Put differently, the right questions, the right approach are the same as they’ve always been:

  • What is the user need?
  • What are the barriers to adoption?
  • Can the problem be solved or the opportunity be met using the tools we have on hand?
Channels and devices are tactical, implementational opportunities. They are the circumstantial aspects of an idea. It’s the difference between asking how can we make the horses go faster/further versus how can get from point a to point be faster/further. The former is incidental to horses (tactical), while the latter frames it as a transportation problem (strategic).

Influence versus Trust

Stumbled on an insightful post by @servantofchaos about influence versus trust, pointing out that trust is the fundamental driver in human behaviour.

To take the argument further, it’s trust that drives influence. Trust is the proximate cause that results in influence.

Marketers and communicators who chase the notion of influencer outreach are chasing the rainbow.

Instead of trying to erect smoke and mirrors, why not focus on product, service, and experience design? If you deliver a compelling consumer experience, those consumers will spread the word for you to those they influence.

I realize this is easier said than done: in most organizations, the marketing and communications departments are merely the messengers rather than ambassadors. And there’s the line that separates success from failure.

To paraphrase Shakespeare, a piece of crap by any other name is still a piece of crap.

The long tail of data sales

In doing some client-related research last week, I approached eMarketer to find out if they had relevant data sets for me and about their pricing structure. Predictably, their business model continues to be based on the large enterprise model, not unlike the blockbuster model that drives the movie and book industries.

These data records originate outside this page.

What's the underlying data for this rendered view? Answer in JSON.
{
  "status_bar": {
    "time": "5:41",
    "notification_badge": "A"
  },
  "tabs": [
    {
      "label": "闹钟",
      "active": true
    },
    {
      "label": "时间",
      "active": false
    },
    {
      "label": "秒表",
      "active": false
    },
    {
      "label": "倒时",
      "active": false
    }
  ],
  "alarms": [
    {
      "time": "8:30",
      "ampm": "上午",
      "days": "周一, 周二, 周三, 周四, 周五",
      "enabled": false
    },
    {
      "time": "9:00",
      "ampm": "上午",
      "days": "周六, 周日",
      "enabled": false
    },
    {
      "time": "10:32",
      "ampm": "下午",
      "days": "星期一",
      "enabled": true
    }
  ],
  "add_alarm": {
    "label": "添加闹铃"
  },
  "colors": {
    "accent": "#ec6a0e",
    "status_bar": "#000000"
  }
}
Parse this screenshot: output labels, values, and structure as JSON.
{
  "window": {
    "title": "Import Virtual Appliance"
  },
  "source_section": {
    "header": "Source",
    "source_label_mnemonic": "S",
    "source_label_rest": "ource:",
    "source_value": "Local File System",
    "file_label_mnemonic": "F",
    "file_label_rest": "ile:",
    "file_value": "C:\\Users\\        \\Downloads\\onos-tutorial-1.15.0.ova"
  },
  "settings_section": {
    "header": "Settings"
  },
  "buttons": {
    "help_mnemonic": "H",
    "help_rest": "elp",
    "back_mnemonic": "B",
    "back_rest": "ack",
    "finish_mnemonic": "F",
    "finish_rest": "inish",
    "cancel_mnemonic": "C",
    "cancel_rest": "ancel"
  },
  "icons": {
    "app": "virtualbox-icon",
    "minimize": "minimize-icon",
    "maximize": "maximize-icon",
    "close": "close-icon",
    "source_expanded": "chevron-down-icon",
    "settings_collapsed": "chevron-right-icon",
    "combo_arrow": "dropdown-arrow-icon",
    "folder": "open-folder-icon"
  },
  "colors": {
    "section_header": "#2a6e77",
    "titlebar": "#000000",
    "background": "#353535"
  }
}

The all-you-can-eat buffet pricing structure at eMarketer serves their mental model, but it serves neither their potential customers' needs nor eMarketer's business needs.

In their undated Harvard Business Review article, Rethinking Marketing, Roland T. Rust, Christine Moorman, and Gaurav Bhalla commented on the fact that many firms are still managed, as if we were still in the 1960s world of mass markets, mass media, and impersonal transactions. The inertia and/or unwillingness of many to stop the cycle of insanity and to accept the new reality is nothing less than stunning. I'm sure I'm not the only one who's witnessed the disastrous results wrought by this affliction.

The authors points out the distinction between a traditional company and what they refer to as a customer-cultivating company: the former is organized to push products and brands, while the other seeks to serve customers and customer segments. For a data company such as eMarketer to so completely miss this point is disappointing, though perhaps predictable.

As a customer needing Canadian data, eMarketer is of limited use to me, but when its data sets are of relevance to me, does it make no financial sense to provide on-demand self-serve access to their online databases? We may have been liberated from the tyranny of buying entire music albums for the pleasure of one song, but clearly, we're still at the frontier of this brave new world.